For this discussion we go to the UK, where its own National Accountability Office (NAO) did a review of the contract for difference model agreed to for the Hinkley Point C project. While it concluded the HPC deal is competitive in price and comparable in IRR to the 40 other similar contracts with low carbon generators, it noted that the economics have deteriorated since 2013 when negotiations occurred as the costs of some alternatives have improved. A construction risk analysis presented in an appendix to this report considered alternative models in which the UK government and consumers might choose to provide more support to arrive at lower energy costs. Consistent with the graph above, the NAO came to the same conclusion; that if a model can be developed with a different risk profile that reduces the cost of capital, the customer can benefit greatly through reduced energy costs.

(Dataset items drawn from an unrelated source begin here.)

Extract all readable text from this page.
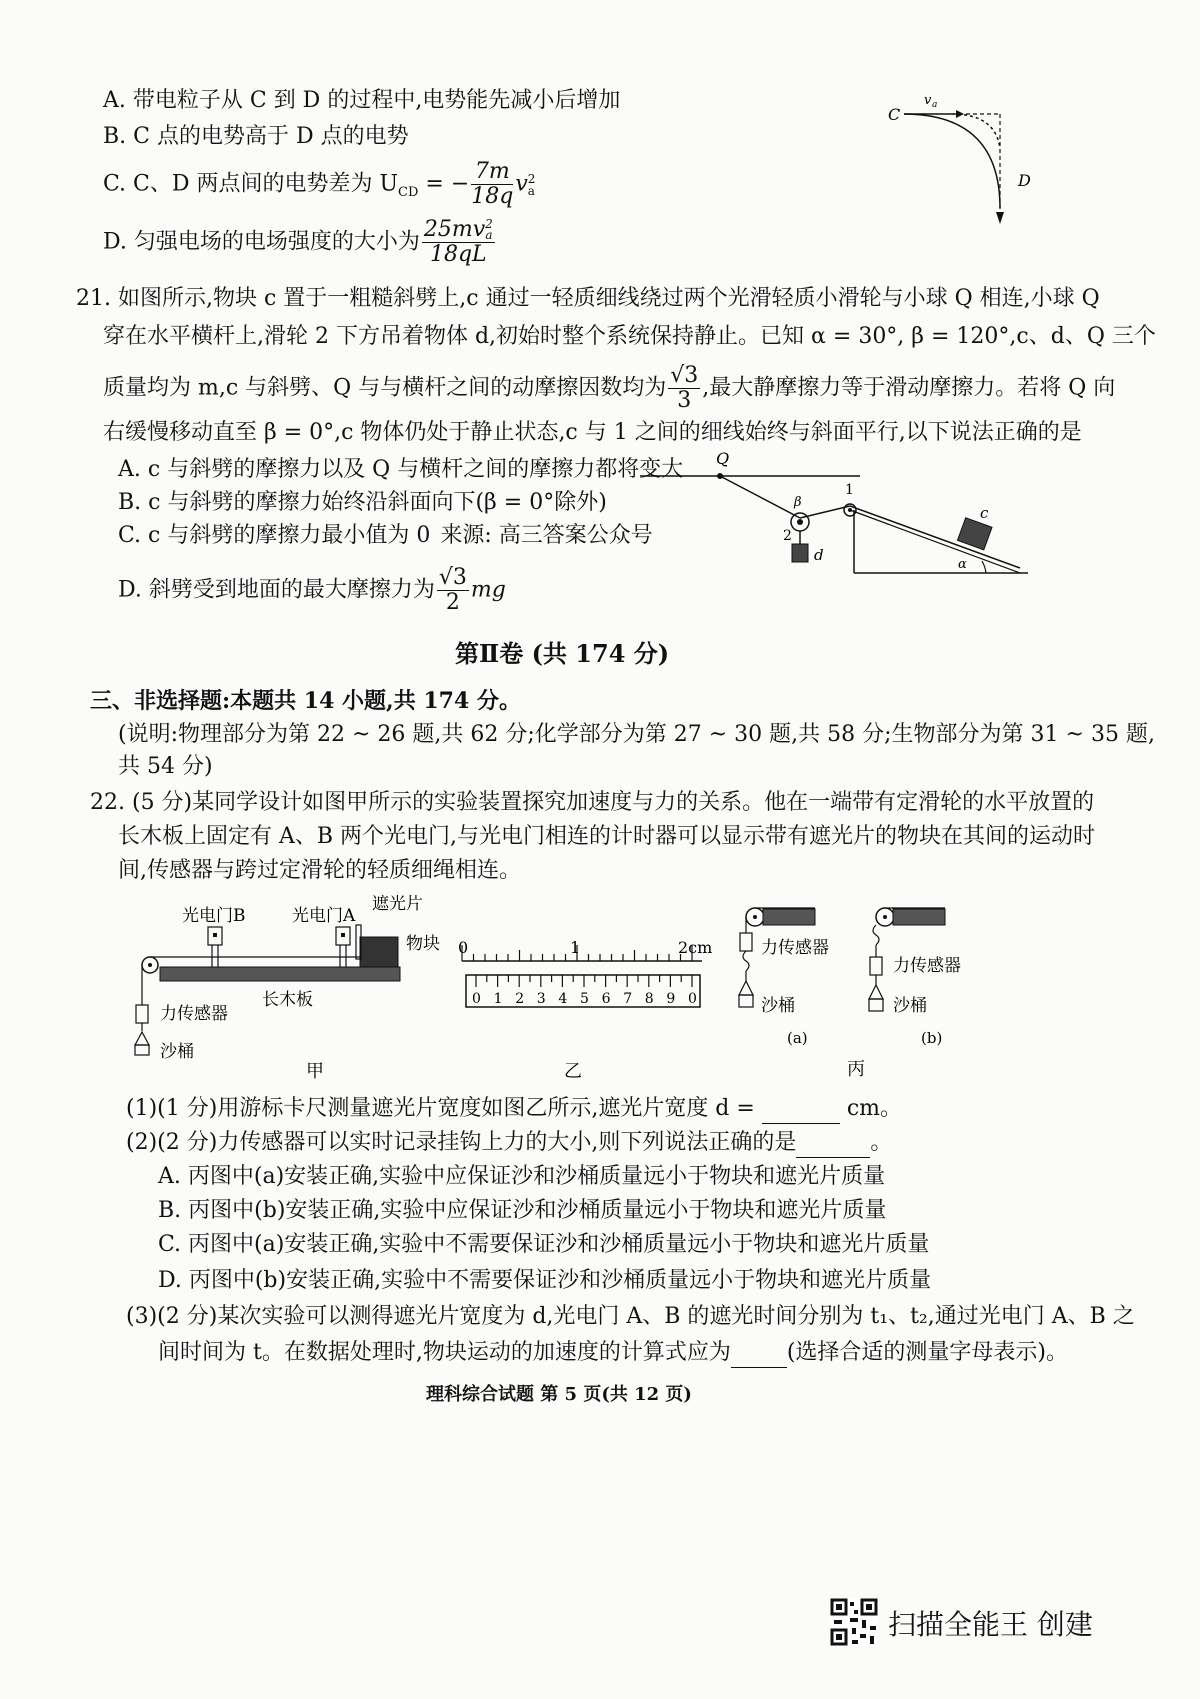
A. 带电粒子从 C 到 D 的过程中,电势能先减小后增加
B. C 点的电势高于 D 点的电势
C. C、D 两点间的电势差为 $U_{CD}$ = − $\frac{7m}{18q}$ v 2
a
D. 匀强电场的电场强度的大小为 25mv 2
a
18qL
C
D
v a
21. 如图所示,物块 c 置于一粗糙斜劈上,c 通过一轻质细线绕过两个光滑轻质小滑轮与小球 Q 相连,小球 Q
穿在水平横杆上,滑轮 2 下方吊着物体 d,初始时整个系统保持静止。已知 α = 30°, β = 120°,c、d、Q 三个
质量均为 m,c 与斜劈、Q 与与横杆之间的动摩擦因数均为 $\frac{√3}{3}$ ,最大静摩擦力等于滑动摩擦力。若将 Q 向
右缓慢移动直至 β = 0°,c 物体仍处于静止状态,c 与 1 之间的细线始终与斜面平行,以下说法正确的是
A. c 与斜劈的摩擦力以及 Q 与横杆之间的摩擦力都将变大
B. c 与斜劈的摩擦力始终沿斜面向下(β = 0°除外)
C. c 与斜劈的摩擦力最小值为 0 来源: 高三答案公众号
D. 斜劈受到地面的最大摩擦力为 $\frac{√3}{2}$ mg
Q
β
1
2
d
c
α
第Ⅱ卷 (共 174 分)
三、非选择题:本题共 14 小题,共 174 分。
(说明:物理部分为第 22 ~ 26 题,共 62 分;化学部分为第 27 ~ 30 题,共 58 分;生物部分为第 31 ~ 35 题,
共 54 分)
22. (5 分)某同学设计如图甲所示的实验装置探究加速度与力的关系。他在一端带有定滑轮的水平放置的
长木板上固定有 A、B 两个光电门,与光电门相连的计时器可以显示带有遮光片的物块在其间的运动时
间,传感器与跨过定滑轮的轻质细绳相连。
光电门B	光电门A
遮光片
物块
长木板
力传感器
沙桶
甲
0 1 2 3 4 5 6 7 8 9 0
0	1	2cm
乙
力传感器
沙桶
(a)
力传感器
沙桶
(b)
丙
(1)(1 分)用游标卡尺测量遮光片宽度如图乙所示,遮光片宽度 d =	cm。
(2)(2 分)力传感器可以实时记录挂钩上力的大小,则下列说法正确的是	。
A. 丙图中(a)安装正确,实验中应保证沙和沙桶质量远小于物块和遮光片质量
B. 丙图中(b)安装正确,实验中应保证沙和沙桶质量远小于物块和遮光片质量
C. 丙图中(a)安装正确,实验中不需要保证沙和沙桶质量远小于物块和遮光片质量
D. 丙图中(b)安装正确,实验中不需要保证沙和沙桶质量远小于物块和遮光片质量
(3)(2 分)某次实验可以测得遮光片宽度为 d,光电门 A、B 的遮光时间分别为 t₁、t₂,通过光电门 A、B 之
间时间为 t。在数据处理时,物块运动的加速度的计算式应为	(选择合适的测量字母表示)。
理科综合试题 第 5 页(共 12 页)
扫描全能王 创建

This led to the UK government recently agreeing to a revised model for the upcoming Wylfa project to be implemented by Horizon Nuclear in Wales relative to that agreed for Hinkley C. By agreeing to some level of direct government investment, it reduced the cost of capital and is expecting the result to be a lower cost of energy. While Hinkley Point C has an agreed cost of £92.50 / MWh, it is anticipated that the Wylfa project may have a price in the range of £75 – 77 / MWh, a possible reduction of 15% or more in cost to the ratepayer. This is a game changer. By taking on a larger share of the risk, government can drive down energy costs. Of course, this also means that it must be comfortable that this risk can be effectively managed. This is likely as the private players, in this case Horizon nuclear, are still heavily incentivised to perform. It would also be recommended that government install some form of oversight on the project to stay informed of progress and to ensure that there is transparent reporting of its risks. It should be noted that this negotiation is not complete, and the final outcome is still unknown.
In fact, there is now thought that government should consider a regulated asset base (RAB) model further reducing the cost of capital and hence the cost of energy. A paper by Dieter Helm suggests the cost of energy can be greatly reduced if this model were to be considered. It is in common use in other utilities in the UK such as water and rail where long term assets are the norm.
The outcome would be nuclear projects with significantly lower energy costs. With appropriate risk management, it can easily be shown that the magnitude of the potential savings in energy cost is well worth the increased risk sharing. In other words, the private sector is charging too steep a risk premium to take on risks that are too long term in nature and difficult to price effectively. A more balanced approach to risk sharing could bring benefits to all stakeholders. Not everyone agrees. Government advisors of the National Infrastructure Commission have recently suggested slowing down nuclear approvals since renewables costs are improving faster than was previously anticipated. Of course, if renewables can improve, so can nuclear and this is exactly what the UK government is trying to support. If the nuclear cost can indeed come down so dramatically, then there is no reason to slow down as all good options for future generation are improving with time and the result will be a robust set of diverse generating options going forward.
For many years Government has been making investments in renewables to support their development as viable options for future generation primarily through direct subsidy. Following the commitment to Hinkley Point C, efforts are underway to develop policies that specifically target the unique challenges of nuclear power. These policies are creative ways to understand the investment and risk profile of nuclear and then address them in ways that are productive and continue to incentivize the private sector to perform.
Nuclear power is an essential tool in meeting the low carbon generation needs of the future. The UK government should be applauded for not only accepting this but now moving on to finding ways to improve this much needed option. The UK has got it right – focus on policies that reduce nuclear costs to customers and we all win.